I'd really like to do this, but don't know enough to design the circuit - I want to put a selectable red/white/green light in my jeep, where all the led's change color with one switch (2 in the floor and 1 in the dome).

I have the logisitcs worked out, but need a cheap regulator, and this looks perfect.

Has anyone figured out the extra compnents needed to install this in a auto system? Care to share a schematic?

(that last sentence is kinda fun to say..........try it.........say it out loud with me...........isn't that fun?............Kinda like a poem.......I know, I'm a dork)

Josh


----------



## red_robby (Mar 4, 2006)

there's a much cheaper way to do this mod...just use a resistor, I did this mod to my dome light over 2 years ago and it's still going strong.
It will probably keep the dimming function in the car as well.


----------



## wasBlinded (Mar 4, 2006)

red_robby said:


> there's a much cheaper way to do this mod...just use a resistor, I did this mod to my dome light over 2 years ago and it's still going strong.
> It will probably keep the dimming function in the car as well.



You could use a resistor, but the resistor itself will be dissipating 6 watts if you are driving the LED at 3 watts. Thats 9 watts of heat to get rid of inside a plastic enclosed dome light space - be careful!


----------



## Alexis (Mar 4, 2006)

i thought of about using a simple resistor, but with the variation between luxeons, i didn't want the left/right dome light to be different in output, not sure if it is that big a deal though..


----------



## trivergata (Mar 4, 2006)

I too thought about a resistor, but was worried that it might cause a problem with the changing voltage of the alternator.

not a problem, I guess?

Josh


----------



## red_robby (Mar 4, 2006)

wasBlinded said:


> You could use a resistor, but the resistor itself will be dissipating 6 watts if you are driving the LED at 3 watts.
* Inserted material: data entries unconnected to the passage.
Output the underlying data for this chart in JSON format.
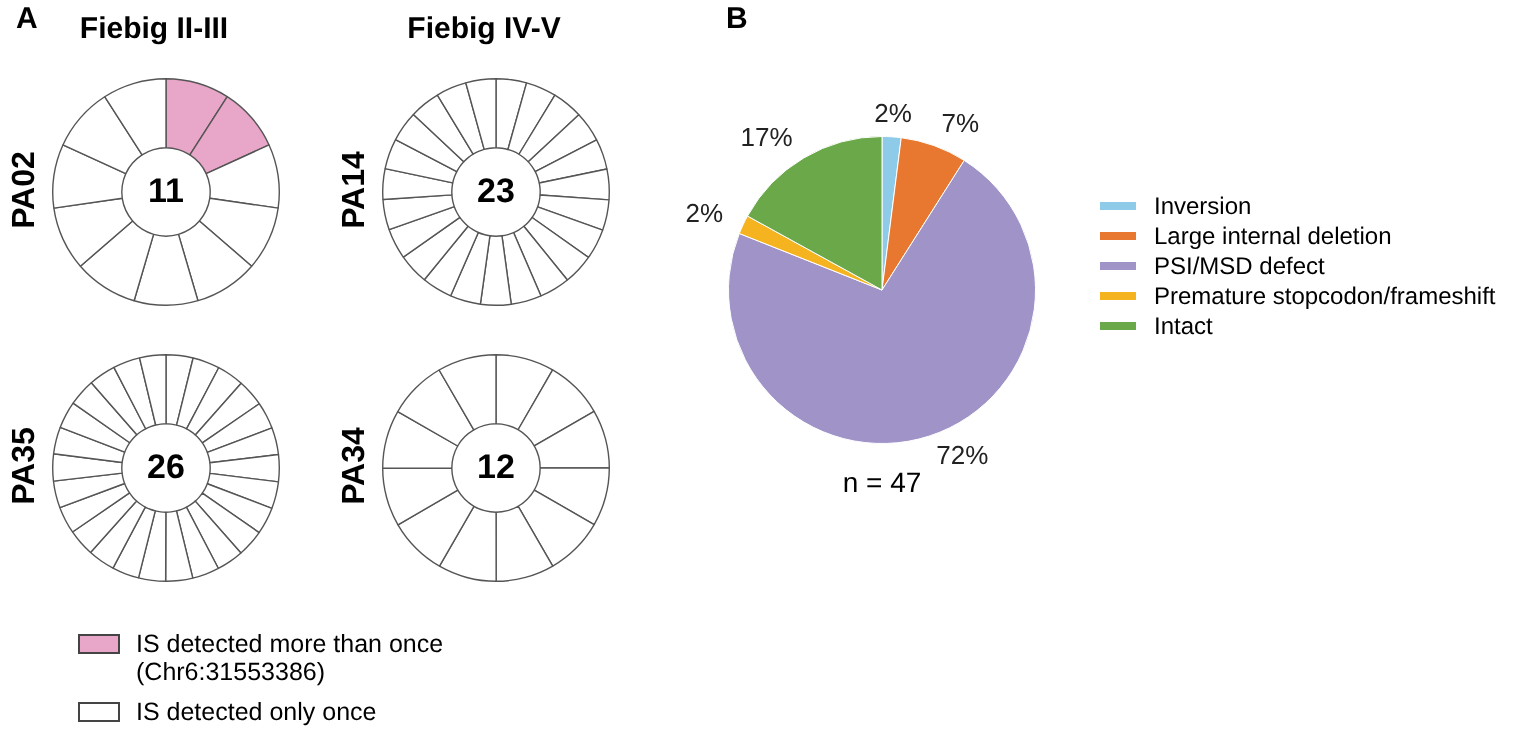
{
  "chart_data": [
    {
      "type": "donut",
      "title": "Fiebig II-III",
      "ylabel": "PA02",
      "annotations": [
        "A",
        "11"
      ],
      "categories": [
        null,
        null,
        null,
        null,
        null,
        null,
        null,
        null,
        null,
        null,
        null
      ],
      "values": [
        9.09,
        9.09,
        9.09,
        9.09,
        9.09,
        9.09,
        9.09,
        9.09,
        9.09,
        9.09,
        9.1
      ],
      "colors": [
        "#e8a6c8",
        "#e8a6c8",
        "#ffffff",
        "#ffffff",
        "#ffffff",
        "#ffffff",
        "#ffffff",
        "#ffffff",
        "#ffffff",
        "#ffffff",
        "#ffffff"
      ]
    },
    {
      "type": "donut",
      "title": "Fiebig IV-V",
      "ylabel": "PA14",
      "annotations": [
        "23"
      ],
      "categories": [
        null,
        null,
        null,
        null,
        null,
        null,
        null,
        null,
        null,
        null,
        null,
        null,
        null,
        null,
        null,
        null,
        null,
        null,
        null,
        null,
        null,
        null,
        null
      ],
      "values": [
        4.35,
        4.35,
        4.35,
        4.35,
        4.35,
        4.35,
        4.35,
        4.35,
        4.35,
        4.35,
        4.35,
        4.35,
        4.35,
        4.35,
        4.35,
        4.35,
        4.35,
        4.35,
        4.35,
        4.35,
        4.35,
        4.35,
        4.3
      ],
      "colors": [
        "#ffffff",
        "#ffffff",
        "#ffffff",
        "#ffffff",
        "#ffffff",
        "#ffffff",
        "#ffffff",
        "#ffffff",
        "#ffffff",
        "#ffffff",
        "#ffffff",
        "#ffffff",
        "#ffffff",
        "#ffffff",
        "#ffffff",
        "#ffffff",
        "#ffffff",
        "#ffffff",
        "#ffffff",
        "#ffffff",
        "#ffffff",
        "#ffffff",
        "#ffffff"
      ]
    },
    {
      "type": "donut",
      "ylabel": "PA35",
      "annotations": [
        "26"
      ],
      "categories": [
        null,
        null,
        null,
        null,
        null,
        null,
        null,
        null,
        null,
        null,
        null,
        null,
        null,
        null,
        null,
        null,
        null,
        null,
        null,
        null,
        null,
        null,
        null,
        null,
        null,
        null
      ],
      "values": [
        3.85,
        3.85,
        3.85,
        3.85,
        3.85,
        3.85,
        3.85,
        3.85,
        3.85,
        3.85,
        3.85,
        3.85,
        3.85,
        3.85,
        3.85,
        3.85,
        3.85,
        3.85,
        3.85,
        3.85,
        3.85,
        3.85,
        3.85,
        3.85,
        3.85,
        3.75
      ],
      "colors": [
        "#ffffff",
        "#ffffff",
        "#ffffff",
        "#ffffff",
        "#ffffff",
        "#ffffff",
        "#ffffff",
        "#ffffff",
        "#ffffff",
        "#ffffff",
        "#ffffff",
        "#ffffff",
        "#ffffff",
        "#ffffff",
        "#ffffff",
        "#ffffff",
        "#ffffff",
        "#ffffff",
        "#ffffff",
        "#ffffff",
        "#ffffff",
        "#ffffff",
        "#ffffff",
        "#ffffff",
        "#ffffff",
        "#ffffff"
      ]
    },
    {
      "type": "donut",
      "ylabel": "PA34",
      "annotations": [
        "12"
      ],
      "categories": [
        null,
        null,
        null,
        null,
        null,
        null,
        null,
        null,
        null,
        null,
        null,
        null
      ],
      "values": [
        8.33,
        8.33,
        8.33,
        8.33,
        8.33,
        8.33,
        8.33,
        8.33,
        8.33,
        8.33,
        8.33,
        8.37
      ],
      "colors": [
        "#ffffff",
        "#ffffff",
        "#ffffff",
        "#ffffff",
        "#ffffff",
        "#ffffff",
        "#ffffff",
        "#ffffff",
        "#ffffff",
        "#ffffff",
        "#ffffff",
        "#ffffff"
      ]
    },
    {
      "type": "other",
      "annotations": [
        "IS detected more than once (Chr6:31553386)",
        "IS detected only once"
      ],
      "colors": [
        "#e8a6c8",
        "#ffffff"
      ]
    },
    {
      "type": "pie",
      "annotations": [
        "B",
        "n = 47"
      ],
      "categories": [
        "Inversion",
        "Large internal deletion",
        "PSI/MSD defect",
        "Premature stopcodon/frameshift",
        "Intact"
      ],
      "values": [
        2,
        7,
        72,
        2,
        17
      ],
      "colors": [
        "#8ecbe9",
        "#e8782f",
        "#a093c8",
        "#f5b320",
        "#6aa84a"
      ],
      "value_labels": [
        "2%",
        "7%",
        "72%",
        "2%",
        "17%"
      ],
      "legend": "right"
    }
  ]
}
Thats 9 watts of heat to get rid of inside a plastic enclosed dome light space - be careful!



it's been well over two years, the dome light hasn't melted yet...how careful do I need to be???


----------



## wasBlinded (Mar 4, 2006)

red_robby said:


> it's been well over two years, the dome light hasn't melted yet...how careful do I need to be???



You seem to be home free, but that doesn't mean the next guy with a different enclosure might not be. You haven't stated either what the drive current on your Lux is either - earlier posts are talking about 700 mA.
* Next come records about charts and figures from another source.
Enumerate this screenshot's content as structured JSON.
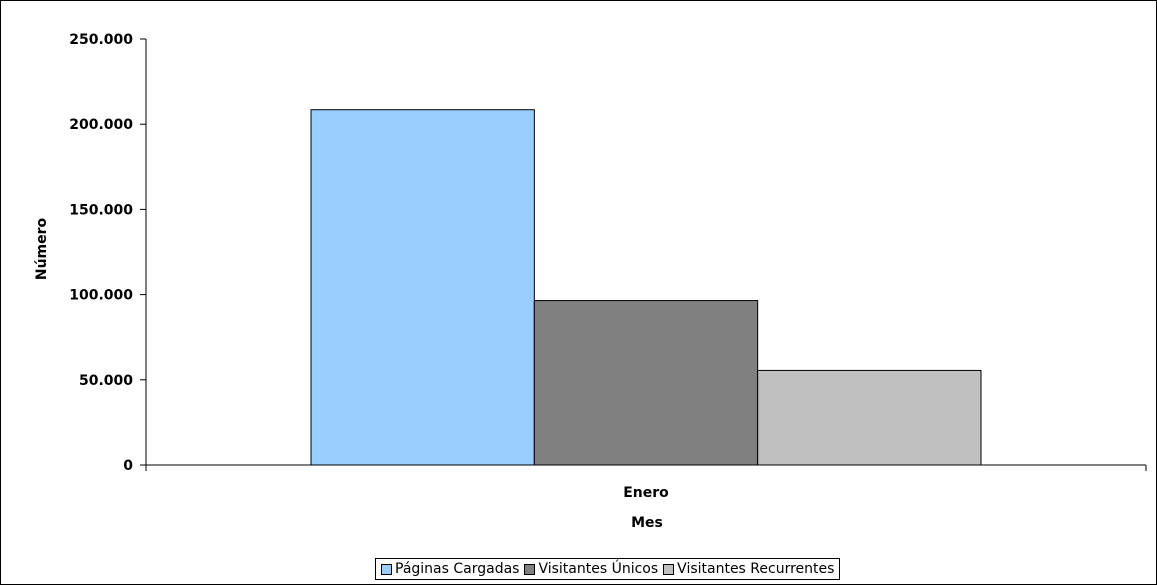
{
  "chart_data": {
    "type": "bar",
    "title": "",
    "xlabel": "Mes",
    "ylabel": "Número",
    "categories": [
      "Enero"
    ],
    "ylim": [
      0,
      250000
    ],
    "yticks": [
      0,
      50000,
      100000,
      150000,
      200000,
      250000
    ],
    "ytick_labels": [
      "0",
      "50.000",
      "100.000",
      "150.000",
      "200.000",
      "250.000"
    ],
    "grid": false,
    "legend_position": "bottom",
    "series": [
      {
        "name": "Páginas Cargadas",
        "values": [
          208500
        ],
        "color": "#99ccff"
      },
      {
        "name": "Visitantes Únicos",
        "values": [
          96500
        ],
        "color": "#808080"
      },
      {
        "name": "Visitantes Recurrentes",
        "values": [
          55500
        ],
        "color": "#c0c0c0"
      }
    ]
  }
}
One problem with automotive circuits that I have seen mentioned is that the 12 volt bus is often not very clean - it is rife with very high voltage transients that a bare or resistor protected Lux might not tolerate well. At least non-premium Lux3s are cheap nowadays and one can afford to experiment.


----------



## red_robby (Mar 4, 2006)

I agree with you, if you're going to drive the lux at 700mA or higher then you would want to make sure you take care of the heat somehow, I dont need that much light from my dome, my lux is getting somewhere between 300mA-400mA
and it's plenty bright, better then stock (i wanted the lux for the color mostly, i like white better then yellow), the Nflex is a very nice driver and mod a mag did a nice job, but for my needs the $1 resistor worked pretty well.


----------



## wquiles (Mar 4, 2006)

red_robby said:


> I agree with you, if you're going to drive the lux at 700mA or higher then you would want to make sure you take care of the heat somehow, I dont need that much light from my dome, my lux is getting somewhere between 300mA-400mA
> and it's plenty bright, better then stock (i wanted the lux for the color mostly, i like white better then yellow), the Nflex is a very nice driver and mod a mag did a nice job, but for my needs the $1 resistor worked pretty well.
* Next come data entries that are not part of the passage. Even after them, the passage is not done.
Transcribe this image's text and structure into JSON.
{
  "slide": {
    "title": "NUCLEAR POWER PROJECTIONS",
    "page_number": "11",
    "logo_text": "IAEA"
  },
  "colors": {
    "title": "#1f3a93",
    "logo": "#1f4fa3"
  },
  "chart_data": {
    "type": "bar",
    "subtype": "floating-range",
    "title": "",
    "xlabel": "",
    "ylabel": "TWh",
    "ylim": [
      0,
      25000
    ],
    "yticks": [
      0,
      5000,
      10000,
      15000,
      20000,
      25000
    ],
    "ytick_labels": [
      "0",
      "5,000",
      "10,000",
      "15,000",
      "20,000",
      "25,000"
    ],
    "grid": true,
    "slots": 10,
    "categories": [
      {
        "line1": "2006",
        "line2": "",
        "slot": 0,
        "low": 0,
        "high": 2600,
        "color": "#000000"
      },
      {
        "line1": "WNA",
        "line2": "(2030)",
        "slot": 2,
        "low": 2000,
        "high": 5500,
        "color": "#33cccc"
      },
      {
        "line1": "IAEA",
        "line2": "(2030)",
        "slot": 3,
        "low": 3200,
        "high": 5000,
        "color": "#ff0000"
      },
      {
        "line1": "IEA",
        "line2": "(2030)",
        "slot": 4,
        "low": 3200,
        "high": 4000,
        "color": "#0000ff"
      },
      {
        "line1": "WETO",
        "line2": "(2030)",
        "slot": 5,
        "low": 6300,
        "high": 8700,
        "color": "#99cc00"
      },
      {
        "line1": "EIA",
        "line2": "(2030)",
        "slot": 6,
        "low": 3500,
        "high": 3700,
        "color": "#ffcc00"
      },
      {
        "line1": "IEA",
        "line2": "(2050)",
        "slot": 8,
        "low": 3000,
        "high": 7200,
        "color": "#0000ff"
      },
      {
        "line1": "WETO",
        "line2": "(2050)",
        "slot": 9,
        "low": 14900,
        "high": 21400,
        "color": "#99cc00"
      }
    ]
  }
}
Well said. If done right, as you have, there is nothing wrong with a simple resistor 

This DeWalt 18V LED modification was completed on July of last year and it works awesome. Because of being LONG running and becuase of having a flexible neck, it is my most used work/project light. And yes, it is simply using resistors 

Will


----------



## Alexis (Mar 7, 2006)

stock bulbs are already 10watts



wasBlinded said:


> You could use a resistor, but the resistor itself will be dissipating 6 watts if you are driving the LED at 3 watts. Thats 9 watts of heat to get rid of inside a plastic enclosed dome light space - be careful!


----------



## wasBlinded (Mar 7, 2006)

Alexis said:


> stock bulbs are already 10watts


 
Thats a good point. But a lot of that energy is emitted directly as infrared - out the 'lens' and more evenly throughout the compartment. The care one takes will be directed toward placing that 6 watt dissipating resistor somewhere that it won't contact and melt plastic housing or wire insulation.


----------